Jihadisten rufen zu Angriffen „in allen Ländern“ der Antiterror-Allianz auf. Dazu gehört auch Österreich. Das Innenministerium reagiert und startet noch diese Woche mit gezielten Flugzeugkontrollen.
Wien. Ab sofort steht Österreich – gewissermaßen offiziell – auf der langen Liste der deklarierten Feinde des Islamischen Staats (IS). Anschlagsdrohung inklusive. Das Innenministerium verschärft deshalb die Sicherheitsvorkehrungen und intensiviert die Suche nach Jihadisten. Noch diese Woche sollen auf dem Flughafen Wien-Schwechat Flugzeuge stichprobenartig untersucht werden. Das teilte Innenministerin Johanna Mikl-Leitner der „Presse“ mit. Sie ließ offen, welche Flüge die Behörden ins Visier nehmen. Es ist aber ein offenes Geheimnis, dass die beliebteste Transitroute der IS-Kämpfer über die Türkei führt.

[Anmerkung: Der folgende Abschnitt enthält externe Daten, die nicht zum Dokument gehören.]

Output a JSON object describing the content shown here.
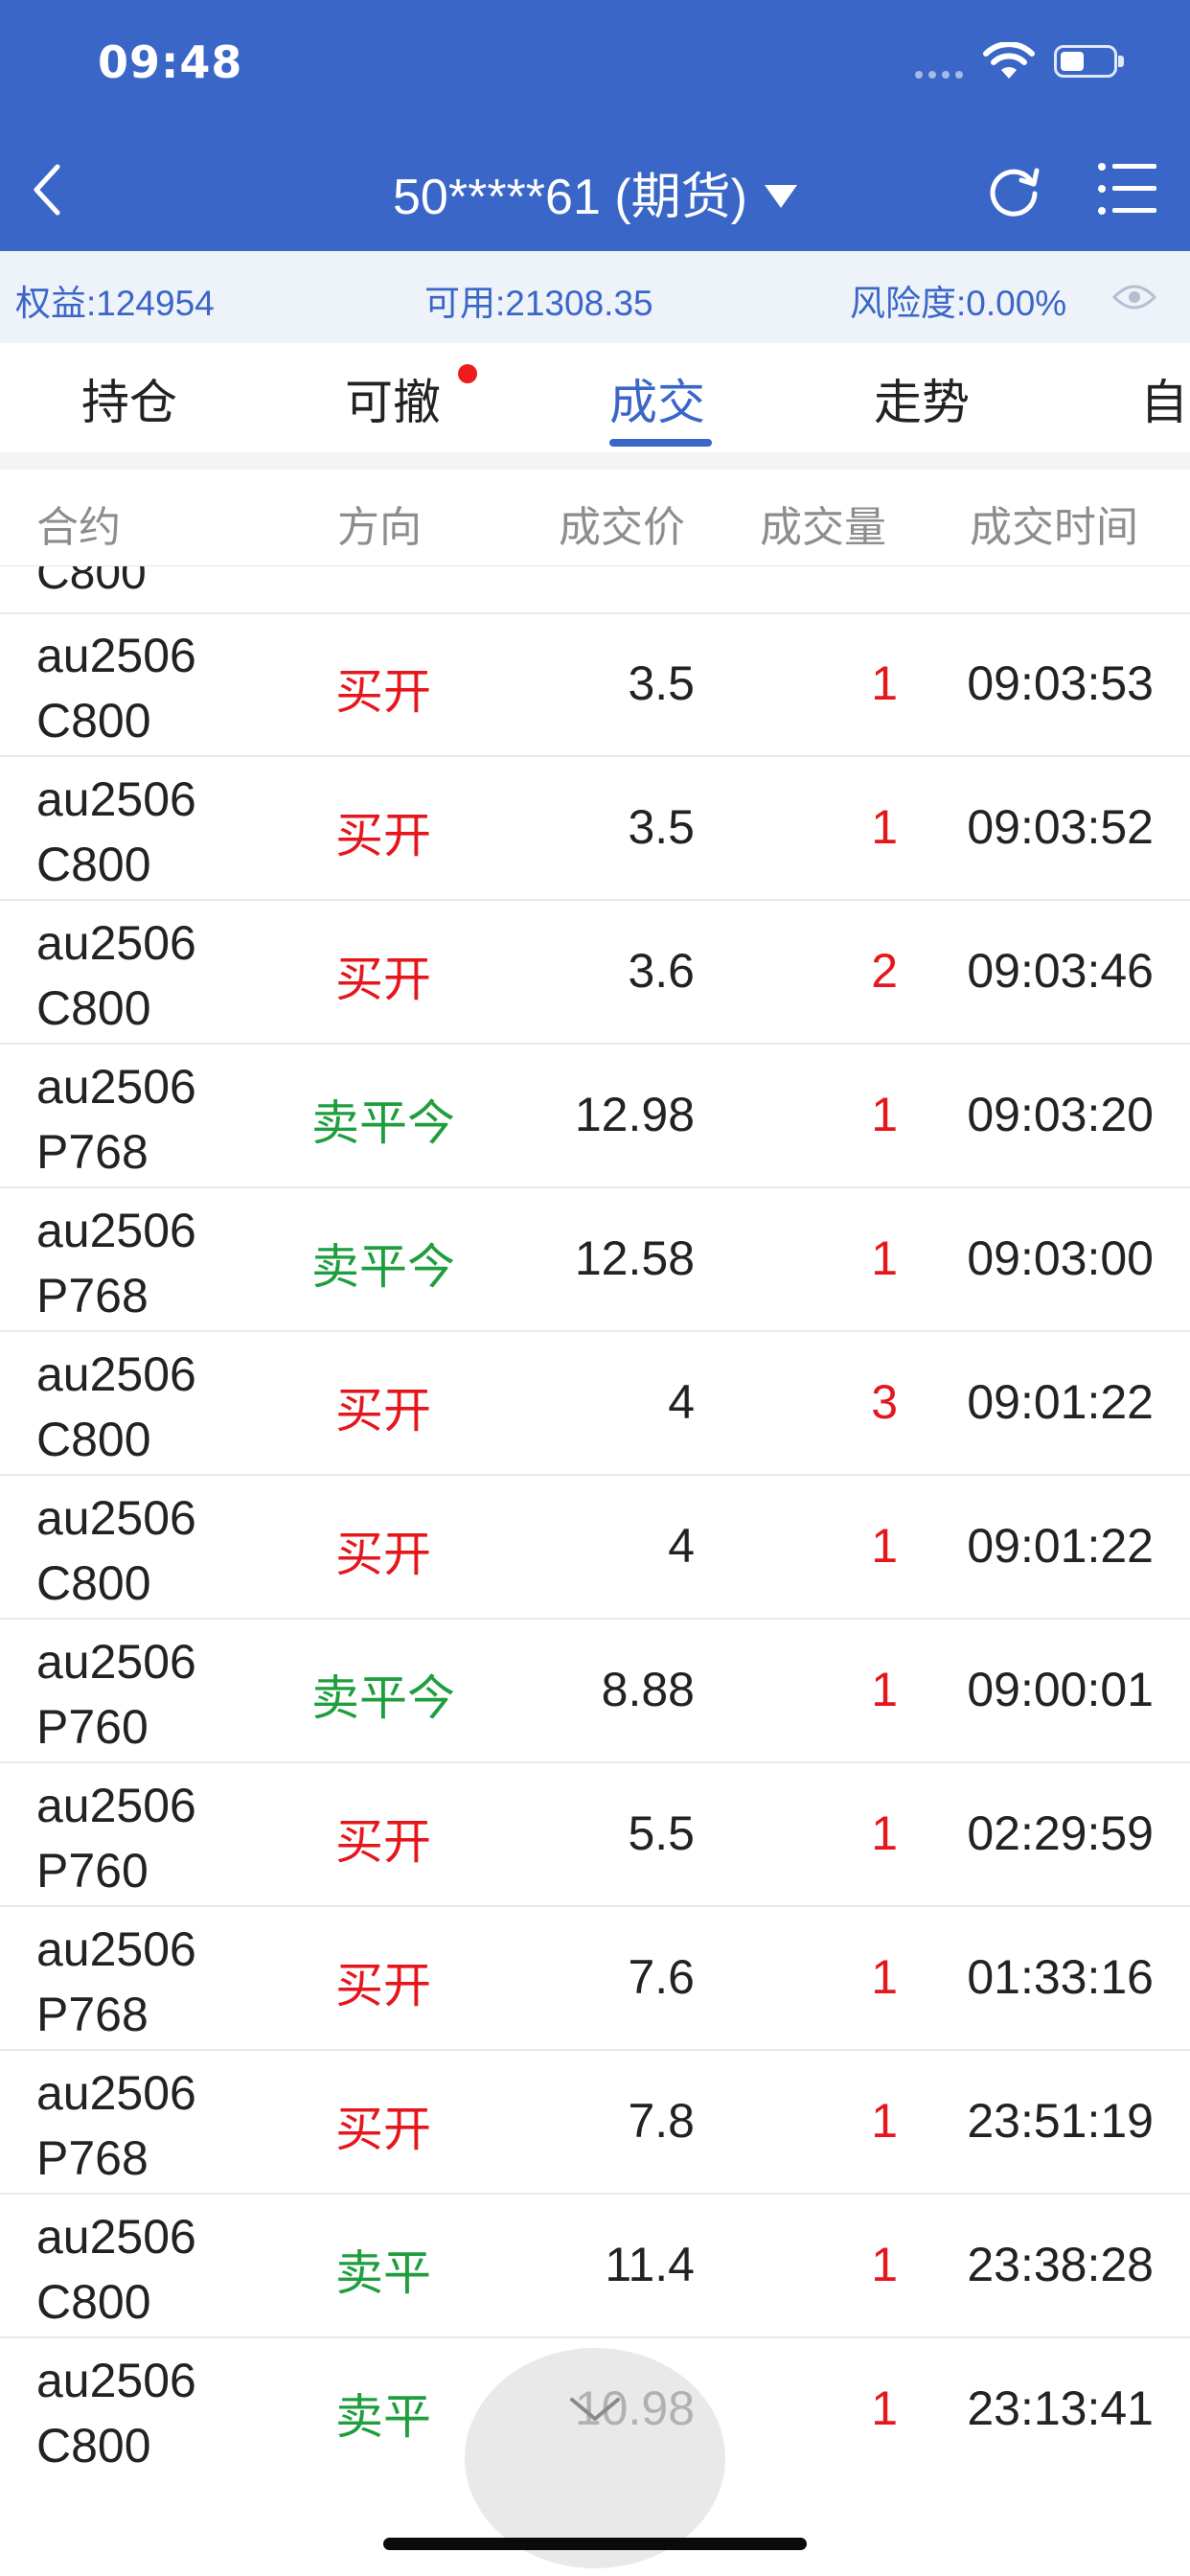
{
  "status_bar": {
    "time": "09:48"
  },
  "header": {
    "account": "50*****61 (期货)"
  },
  "info": {
    "equity": "权益:124954",
    "available": "可用:21308.35",
    "risk": "风险度:0.00%"
  },
  "tabs": [
    {
      "label": "持仓"
    },
    {
      "label": "可撤"
    },
    {
      "label": "成交"
    },
    {
      "label": "走势"
    },
    {
      "label": "自"
    }
  ],
  "table": {
    "headers": [
      "合约",
      "方向",
      "成交价",
      "成交量",
      "成交时间"
    ],
    "partial_row_contract": "C800",
    "rows": [
      {
        "contract_l1": "au2506",
        "contract_l2": "C800",
        "direction": "买开",
        "price": "3.5",
        "qty": "1",
        "time": "09:03:53"
      },
      {
        "contract_l1": "au2506",
        "contract_l2": "C800",
        "direction": "买开",
        "price": "3.5",
        "qty": "1",
        "time": "09:03:52"
      },
      {
        "contract_l1": "au2506",
        "contract_l2": "C800",
        "direction": "买开",
        "price": "3.6",
        "qty": "2",
        "time": "09:03:46"
      },
      {
        "contract_l1": "au2506",
        "contract_l2": "P768",
        "direction": "卖平今",
        "price": "12.98",
        "qty": "1",
        "time": "09:03:20"
      },
      {
        "contract_l1": "au2506",
        "contract_l2": "P768",
        "direction": "卖平今",
        "price": "12.58",
        "qty": "1",
        "time": "09:03:00"
      },
      {
        "contract_l1": "au2506",
        "contract_l2": "C800",
        "direction": "买开",
        "price": "4",
        "qty": "3",
        "time": "09:01:22"
      },
      {
        "contract_l1": "au2506",
        "contract_l2": "C800",
        "direction": "买开",
        "price": "4",
        "qty": "1",
        "time": "09:01:22"
      },
      {
        "contract_l1": "au2506",
        "contract_l2": "P760",
        "direction": "卖平今",
        "price": "8.88",
        "qty": "1",
        "time": "09:00:01"
      },
      {
        "contract_l1": "au2506",
        "contract_l2": "P760",
        "direction": "买开",
        "price": "5.5",
        "qty": "1",
        "time": "02:29:59"
      },
      {
        "contract_l1": "au2506",
        "contract_l2": "P768",
        "direction": "买开",
        "price": "7.6",
        "qty": "1",
        "time": "01:33:16"
      },
      {
        "contract_l1": "au2506",
        "contract_l2": "P768",
        "direction": "买开",
        "price": "7.8",
        "qty": "1",
        "time": "23:51:19"
      },
      {
        "contract_l1": "au2506",
        "contract_l2": "C800",
        "direction": "卖平",
        "price": "11.4",
        "qty": "1",
        "time": "23:38:28"
      },
      {
        "contract_l1": "au2506",
        "contract_l2": "C800",
        "direction": "卖平",
        "price": "10.98",
        "qty": "1",
        "time": "23:13:41"
      }
    ]
  },
  "colors": {
    "brand": "#3a66c8",
    "buy": "#e5161c",
    "sell": "#1e9e3c"
  }
}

In der Titelgeschichte des IS-Magazins „Dabiq“ rufen die Jihadisten zu Anschlägen gegen die USA und ihre Verbündeten auf – gegen eine Allianz, der auch Österreich angehört. Zwar beteiligt sich Wien nicht an militärischen Operationen, allerdings hat Außenminister Sebastian Kurz politische Unterstützung im Kampf gegen das selbst ernannte Kalifat zugesagt, das sich über weite Teile von Syrien und dem Irak erstreckt.
Die Drohung gegen den Westen ist unmissverständlich und explizit. Wörtlich heißt es auf Seite 44 der Kampfschrift: „Es ist sehr wichtig, dass es in allen Ländern, die der Allianz gegen den Islamischen Staat beigetreten sind, zu Angriffen kommt, insbesondere in den USA, Frankreich, Australien und Deutschland.“ Österreich wird dabei nicht ausdrücklich genannt, ist als Teil der Allianz aber dennoch direkt von Aufforderungen wie der folgenden betroffen: „Jeder Muslim sollte außer Haus gehen, einen Kreuzzügler finden und ihn töten.“ Ganz gezielt setzt dabei das Alhayat Media Center, das für den IS die Propagandaarbeit in den Ländern des Westens abwickelt, auf das Spiel mit der Angst.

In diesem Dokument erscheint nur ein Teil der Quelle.